Les Règlements interdisent le lancement de nouvelles
constructions d'entreprises sidérurgiques. Ils prescrivent explicitement
que les compagnies étrangères ne seront pas autorisées
à contrôler majoritairement les actions d'entreprises sidérurgiques
chinoises.
Les nouveaux règlements régissant l'envergure
de la production, des capitaux et des technologies n’entravent pas
l’entrée des magnats de l'acier sur le marché chinois.

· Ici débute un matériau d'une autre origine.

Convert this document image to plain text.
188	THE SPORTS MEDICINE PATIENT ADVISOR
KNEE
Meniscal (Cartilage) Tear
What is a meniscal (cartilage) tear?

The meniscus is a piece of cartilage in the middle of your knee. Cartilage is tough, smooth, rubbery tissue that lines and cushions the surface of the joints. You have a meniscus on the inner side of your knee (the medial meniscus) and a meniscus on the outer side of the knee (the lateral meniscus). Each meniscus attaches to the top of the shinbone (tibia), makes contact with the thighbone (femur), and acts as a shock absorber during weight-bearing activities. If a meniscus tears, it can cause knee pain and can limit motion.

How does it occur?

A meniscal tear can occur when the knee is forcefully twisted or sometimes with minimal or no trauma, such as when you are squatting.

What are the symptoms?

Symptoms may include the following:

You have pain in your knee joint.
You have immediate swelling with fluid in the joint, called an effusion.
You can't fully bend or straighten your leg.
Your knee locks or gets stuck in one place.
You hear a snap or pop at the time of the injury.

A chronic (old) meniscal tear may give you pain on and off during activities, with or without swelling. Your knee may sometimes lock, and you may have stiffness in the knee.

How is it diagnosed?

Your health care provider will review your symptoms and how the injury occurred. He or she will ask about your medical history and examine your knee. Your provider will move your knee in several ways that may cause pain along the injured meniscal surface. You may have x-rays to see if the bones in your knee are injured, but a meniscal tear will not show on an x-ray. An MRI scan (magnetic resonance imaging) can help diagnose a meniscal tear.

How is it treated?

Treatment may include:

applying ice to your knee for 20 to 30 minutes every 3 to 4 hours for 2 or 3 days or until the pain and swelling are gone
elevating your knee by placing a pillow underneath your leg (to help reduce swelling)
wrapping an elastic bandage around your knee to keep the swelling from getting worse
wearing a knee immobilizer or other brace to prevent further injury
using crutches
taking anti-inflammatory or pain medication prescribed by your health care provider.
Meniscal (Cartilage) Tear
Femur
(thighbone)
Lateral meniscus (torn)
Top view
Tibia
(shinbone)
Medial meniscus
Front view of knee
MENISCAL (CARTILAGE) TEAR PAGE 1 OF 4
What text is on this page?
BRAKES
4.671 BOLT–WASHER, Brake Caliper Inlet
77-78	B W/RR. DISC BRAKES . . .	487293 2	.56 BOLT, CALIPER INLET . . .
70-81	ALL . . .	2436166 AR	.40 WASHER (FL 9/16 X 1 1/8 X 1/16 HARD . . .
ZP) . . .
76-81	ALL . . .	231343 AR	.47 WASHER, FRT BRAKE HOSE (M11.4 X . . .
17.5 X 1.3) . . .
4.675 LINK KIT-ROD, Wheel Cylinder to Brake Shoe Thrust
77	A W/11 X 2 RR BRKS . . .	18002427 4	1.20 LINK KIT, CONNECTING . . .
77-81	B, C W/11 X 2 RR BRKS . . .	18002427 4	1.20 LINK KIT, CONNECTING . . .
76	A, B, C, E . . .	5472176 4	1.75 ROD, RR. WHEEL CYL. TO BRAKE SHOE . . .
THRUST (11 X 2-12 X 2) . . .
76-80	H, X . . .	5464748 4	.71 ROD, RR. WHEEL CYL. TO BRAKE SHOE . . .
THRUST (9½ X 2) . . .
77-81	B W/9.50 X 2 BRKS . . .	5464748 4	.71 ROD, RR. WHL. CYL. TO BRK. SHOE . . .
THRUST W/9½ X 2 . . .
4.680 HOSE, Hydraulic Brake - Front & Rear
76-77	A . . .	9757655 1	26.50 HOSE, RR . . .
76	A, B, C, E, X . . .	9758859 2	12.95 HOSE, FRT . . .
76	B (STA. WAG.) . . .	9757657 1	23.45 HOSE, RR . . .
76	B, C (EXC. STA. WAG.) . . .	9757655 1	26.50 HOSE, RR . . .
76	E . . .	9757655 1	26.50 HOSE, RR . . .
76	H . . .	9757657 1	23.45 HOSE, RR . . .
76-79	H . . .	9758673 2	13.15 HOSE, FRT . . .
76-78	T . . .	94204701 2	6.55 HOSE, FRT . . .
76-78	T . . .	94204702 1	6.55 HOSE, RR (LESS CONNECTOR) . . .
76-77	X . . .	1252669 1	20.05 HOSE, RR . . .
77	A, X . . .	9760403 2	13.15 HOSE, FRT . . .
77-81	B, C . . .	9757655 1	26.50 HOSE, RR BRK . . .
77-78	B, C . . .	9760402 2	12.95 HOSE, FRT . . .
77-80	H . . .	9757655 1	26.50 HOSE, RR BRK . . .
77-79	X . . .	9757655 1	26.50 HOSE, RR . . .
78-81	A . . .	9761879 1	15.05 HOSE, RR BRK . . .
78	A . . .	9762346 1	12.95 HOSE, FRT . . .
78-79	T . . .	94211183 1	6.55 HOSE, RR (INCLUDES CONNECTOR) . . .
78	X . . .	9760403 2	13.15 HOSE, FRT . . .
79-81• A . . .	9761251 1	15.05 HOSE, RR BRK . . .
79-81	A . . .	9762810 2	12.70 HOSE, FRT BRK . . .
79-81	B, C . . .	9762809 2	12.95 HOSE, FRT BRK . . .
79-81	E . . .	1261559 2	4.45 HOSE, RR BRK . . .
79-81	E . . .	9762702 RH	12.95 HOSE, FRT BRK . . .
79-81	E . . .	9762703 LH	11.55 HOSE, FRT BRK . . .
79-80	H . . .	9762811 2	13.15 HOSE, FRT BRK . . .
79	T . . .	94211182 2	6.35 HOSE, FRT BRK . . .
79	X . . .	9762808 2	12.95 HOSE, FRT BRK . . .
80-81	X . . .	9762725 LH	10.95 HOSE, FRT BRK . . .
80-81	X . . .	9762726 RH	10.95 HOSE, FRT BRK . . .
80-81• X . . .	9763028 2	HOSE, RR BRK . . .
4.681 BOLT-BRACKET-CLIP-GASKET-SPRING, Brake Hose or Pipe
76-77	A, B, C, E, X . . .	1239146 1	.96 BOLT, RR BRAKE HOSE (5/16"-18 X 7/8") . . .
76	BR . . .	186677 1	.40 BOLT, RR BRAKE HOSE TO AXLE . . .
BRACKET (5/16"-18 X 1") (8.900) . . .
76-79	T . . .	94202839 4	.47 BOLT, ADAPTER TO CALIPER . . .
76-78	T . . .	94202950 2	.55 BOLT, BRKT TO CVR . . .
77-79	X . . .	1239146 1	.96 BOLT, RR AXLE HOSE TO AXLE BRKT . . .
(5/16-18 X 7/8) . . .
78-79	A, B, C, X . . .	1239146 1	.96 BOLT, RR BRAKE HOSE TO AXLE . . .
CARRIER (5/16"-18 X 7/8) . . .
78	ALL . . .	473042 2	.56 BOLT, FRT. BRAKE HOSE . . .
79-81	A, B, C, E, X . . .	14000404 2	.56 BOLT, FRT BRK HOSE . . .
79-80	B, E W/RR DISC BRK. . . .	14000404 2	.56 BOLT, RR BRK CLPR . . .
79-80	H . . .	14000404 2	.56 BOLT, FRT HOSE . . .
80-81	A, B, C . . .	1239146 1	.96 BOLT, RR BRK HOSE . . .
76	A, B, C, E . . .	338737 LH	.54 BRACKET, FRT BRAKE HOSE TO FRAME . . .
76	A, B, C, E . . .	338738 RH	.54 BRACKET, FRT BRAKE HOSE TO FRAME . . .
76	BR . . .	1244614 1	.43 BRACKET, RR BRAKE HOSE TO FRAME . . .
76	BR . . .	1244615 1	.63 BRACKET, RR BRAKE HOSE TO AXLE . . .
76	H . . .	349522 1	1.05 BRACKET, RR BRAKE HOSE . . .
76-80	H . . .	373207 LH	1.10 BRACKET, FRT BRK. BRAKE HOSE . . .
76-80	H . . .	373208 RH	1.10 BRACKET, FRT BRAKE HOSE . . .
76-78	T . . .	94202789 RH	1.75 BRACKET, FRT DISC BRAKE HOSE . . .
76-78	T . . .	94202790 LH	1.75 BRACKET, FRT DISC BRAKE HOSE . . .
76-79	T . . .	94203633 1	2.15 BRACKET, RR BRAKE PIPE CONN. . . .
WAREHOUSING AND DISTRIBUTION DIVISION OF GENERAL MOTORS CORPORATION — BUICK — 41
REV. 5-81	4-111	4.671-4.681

Mais, s'ils essaient d'y entrer au prix relativement bas, en acquérant
la majorité des actions d’une entreprise locale par exemple,
le feu rouge s'allume.
Pourtant, cela ne signifie pas qu'il n'y aura plus d'occasions
sur le marché chinois. Dans l'industrie sidérurgique du
monde, le marché chinois est un nouveau pôle de croissance,
parce que le processus de l'industrialisation n'est pas encore terminé
en Chine, où l'économie se développe à haute
vitesse et le marché offre de grandes perspectives, tandis qu'en
Europe et aux États-Unis, la production d'acier se trouve dans
un état stable après avoir atteint son apogée.
Mittal Saga
En janvier 2005, la compagnie Mittal, le plus grand groupe
sidérurgique du monde, est parvenue avec le groupe sidérurgique
Valin du Hunan à un accord sur la cession d'actions de la compagnie
de production d'acier Valin, selon lequel Mittal achèterait 37,17
% des actions de Valin pour devenir le plus grand actionnaire en parallèle
avec Valin. Le 9 juin, avant le publication des Règlements susmentionnés,
le groupe Valin et la compagnie Mittal ont révisé le contrat
signé, car le service gouvernemental concerné espérait
que la Valin reste sous le contrôle de l’État. Le 15
juillet, la Commission nationale pour le développement et la réforme
(CNDR) a approuvé l'achat de 36,673 % des actions de Valin par
la compagnie Mittal, seulement un point de moins que le groupe Valin (37,673
%).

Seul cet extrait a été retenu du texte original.